Heather O’Neill, president and CEO of the national business association Advanced Energy United, agrees that the Senate bill is marginally better for clean energy than the House bill, but still expects power bills to go up and thousands of jobs to be lost.
“The fate of hundreds of advanced energy projects and facilities, representing thousands of jobs and billions in private investment, are at the mercy of the U.S. Senate. The cumulative impact of the initial Senate Finance language will be to imperil those projects, chill investment, destroy jobs, raise electricity costs, and undermine American energy abundance,” O’Neill warned. “Businesses can’t invest without consistent tax policy. By axing a range of long-standing tax policies, this proposal undercuts business certainty while robbing consumers of the opportunity to lower their energy costs.”
American Clean Power CEO Jason Grumet’s position is similar to that of his peers.
“The Senate Finance Committee released proposed language that would increase household electricity bills and threaten hundreds of thousands of jobs across the country.

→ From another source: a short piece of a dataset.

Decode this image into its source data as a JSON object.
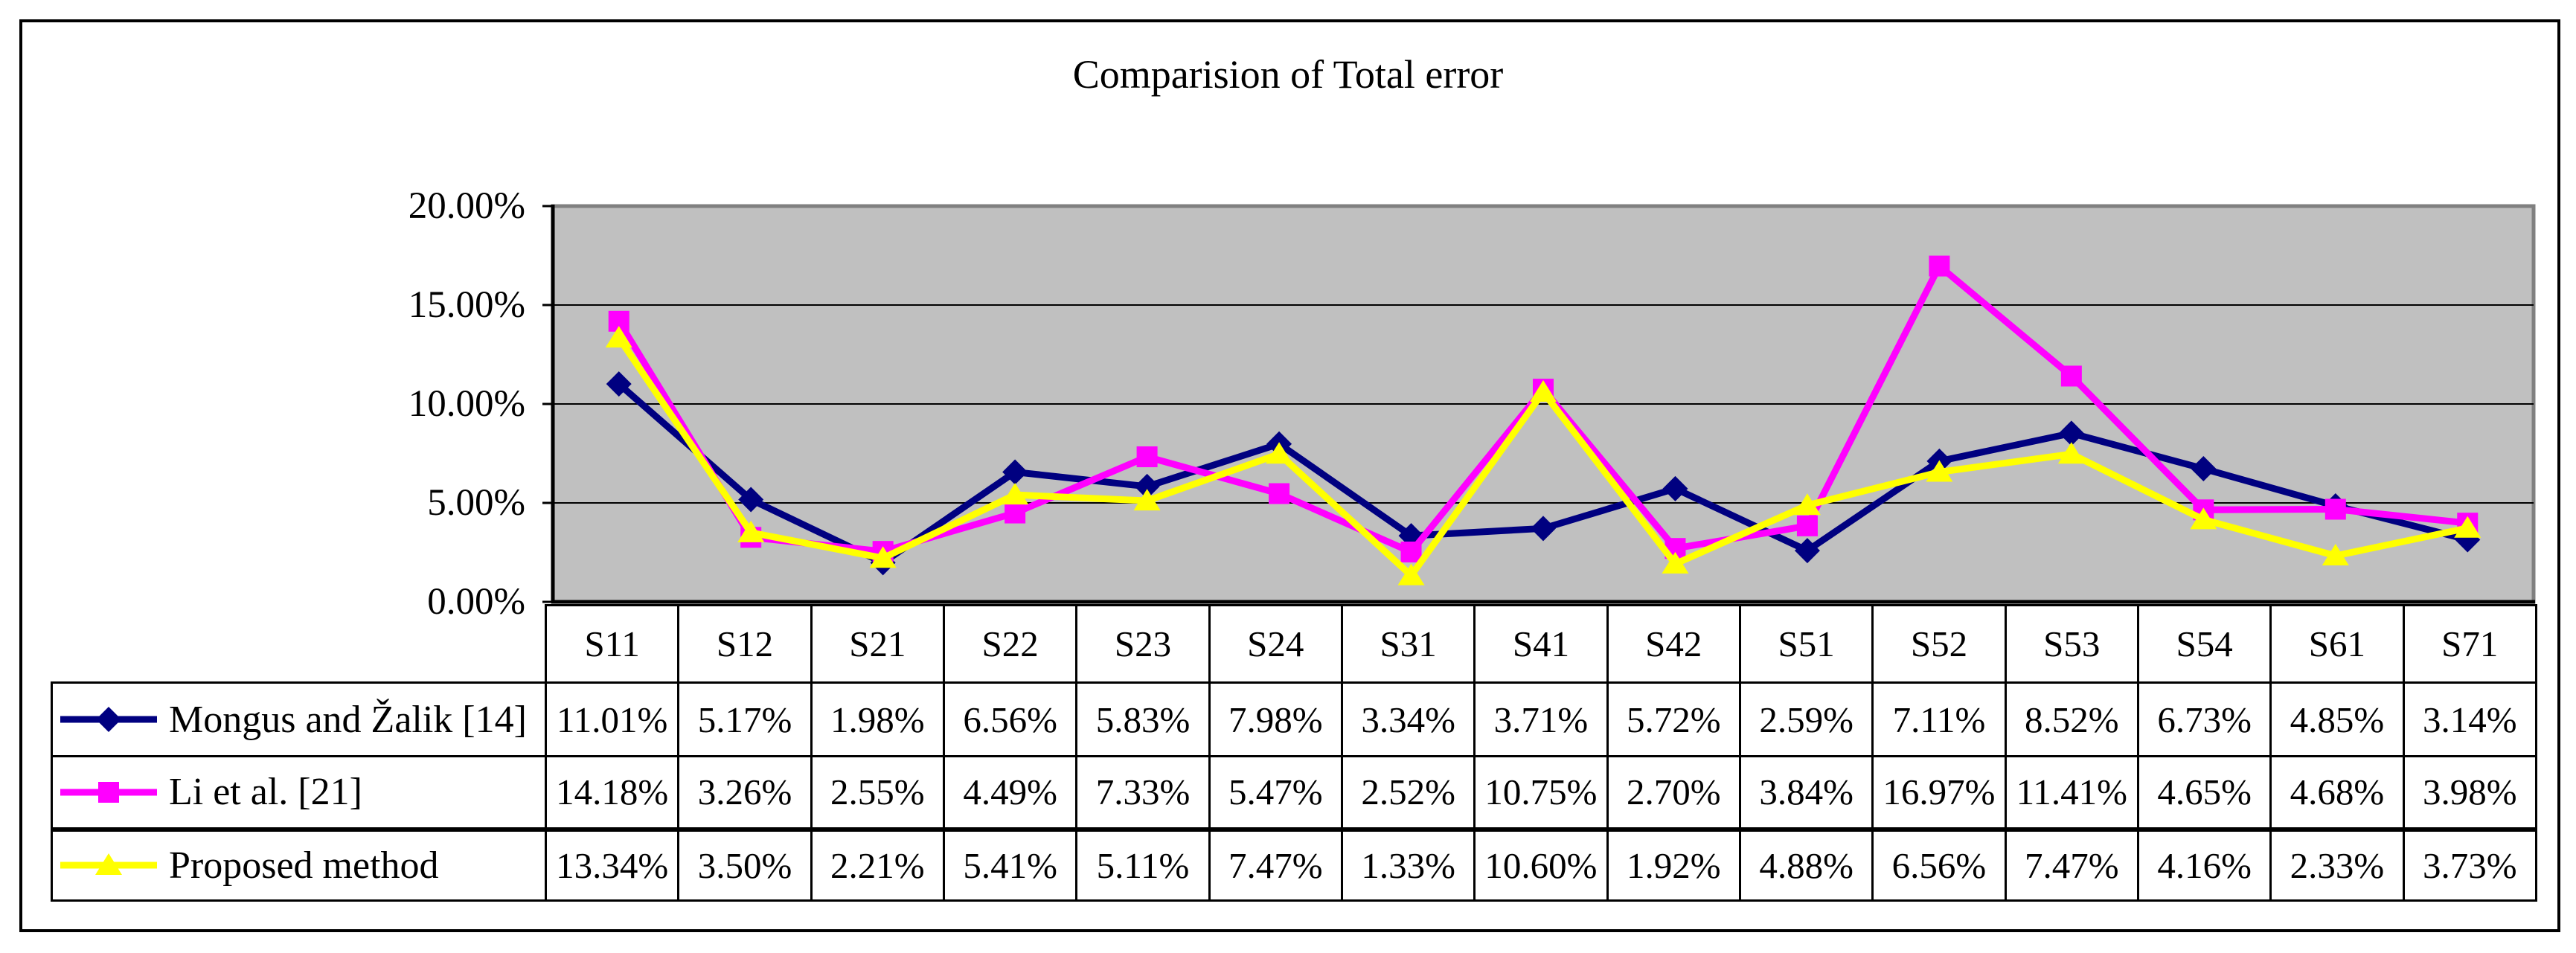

While the proposal eliminates poison pills from the House legislation, abrupt changes to the clean energy tax credits unnecessarily penalize companies that are making good-faith investments under current law,” Grumet said.
“The most immediate impact will be felt by consumers and companies facing increased energy bills. Absent reasonable timelines for businesses to adjust to increasing taxes, good-paying jobs, technology innovation, and AI data centers will be driven overseas. As the legislation moves through the process, we look forward to working with the Senate on reasonable amendments that protect American jobs, strengthen our economy, and support U.S. energy dominance.”